Setibanya di warung, mataku mulai terfokus akan kelezatan makanan yang ada di steling kaca penjual makanan itu. Ya, tentu saja aku lapar. Aku menelan ludah beberapa kali, hingga mataku hanya bisa menatap lurus ke arah sana dengan nafsu makan yang terus merajalela.

Di satu sisi, tujuanku kemari adalah untuk ditugaskan ayah. Aku bingung harus mulai dari mana aku untuk berhutang. Setelahnya, aku langsung membalikkan tubuh untuk membelakangi makanan enak itu dan ingin segera beranjak pergi, karena pikiranku memberikan sinyal jika aku berhutang bagaimana cara membayarnya?

Saat langkah mulai buta dengan keadaan dan pikiran, aku disadarkan dengan netra yang menangkap sosok ayah yang diam-diam mengintaiku bagaikan hewan buruan yang siap menerkam jika aku bergerak sedikit saja.
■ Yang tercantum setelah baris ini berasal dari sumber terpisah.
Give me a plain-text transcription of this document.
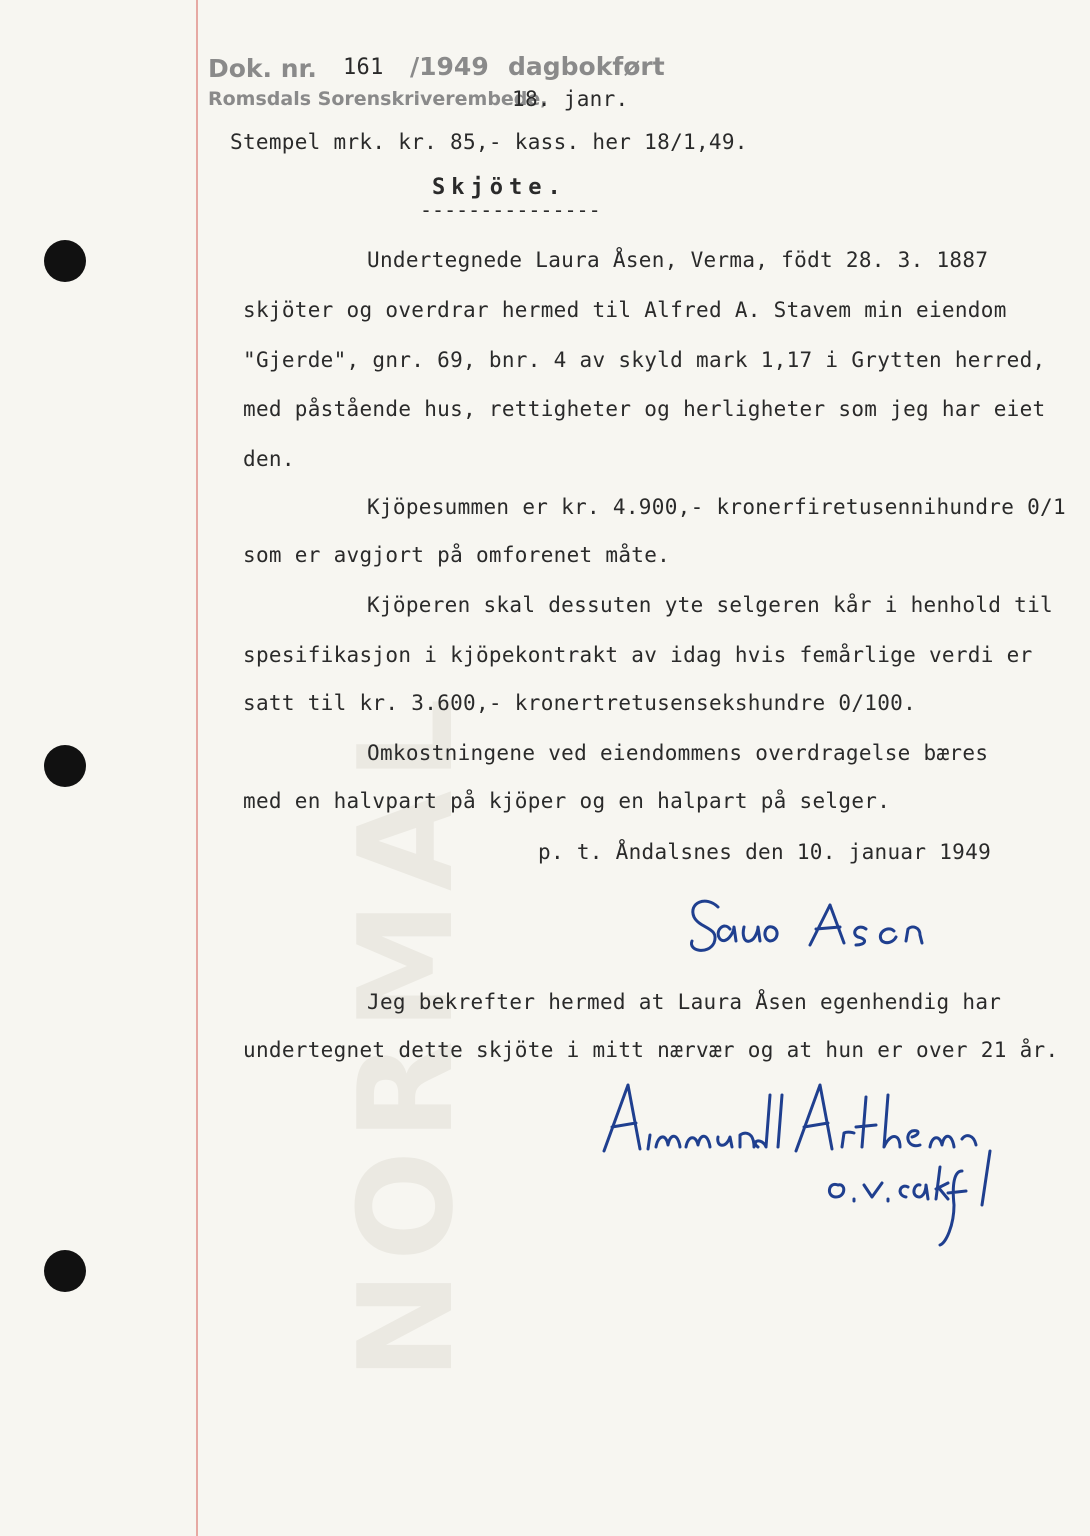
NORMAL
Dok. nr. 161 /1949 dagbokført
Romsdals Sorenskriverembede,
18. janr.
Stempel mrk. kr. 85,- kass. her 18/1,49.
Skjöte.
---------------
Undertegnede Laura Åsen, Verma, födt 28. 3. 1887
skjöter og overdrar hermed til Alfred A. Stavem min eiendom
"Gjerde", gnr. 69, bnr. 4 av skyld mark 1,17 i Grytten herred,
med påstående hus, rettigheter og herligheter som jeg har eiet
den.
Kjöpesummen er kr. 4.900,- kronerfiretusennihundre 0/1
som er avgjort på omforenet måte.
Kjöperen skal dessuten yte selgeren kår i henhold til
spesifikasjon i kjöpekontrakt av idag hvis femårlige verdi er
satt til kr. 3.600,- kronertretusensekshundre 0/100.
Omkostningene ved eiendommens overdragelse bæres
med en halvpart på kjöper og en halpart på selger.
p. t. Åndalsnes den 10. januar 1949
Jeg bekrefter hermed at Laura Åsen egenhendig har
undertegnet dette skjöte i mitt nærvær og at hun er over 21 år.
Aku mulai membalikkan tubuhku lagi dan memberanikan diri untuk berhutang pada ibu penjual itu di warung.

"Bu, apa saya boleh hutang makanannya dulu? Kalau nanti saya ada uang, saya bayar bu. Kasihan adik, ibu, dan ayah saya di rumah pasti kelaparan, Bu." Aku memohon dengan hati yang penuh harap dan jantung yang memburu kencang, karena rasa takut yang berlebihan.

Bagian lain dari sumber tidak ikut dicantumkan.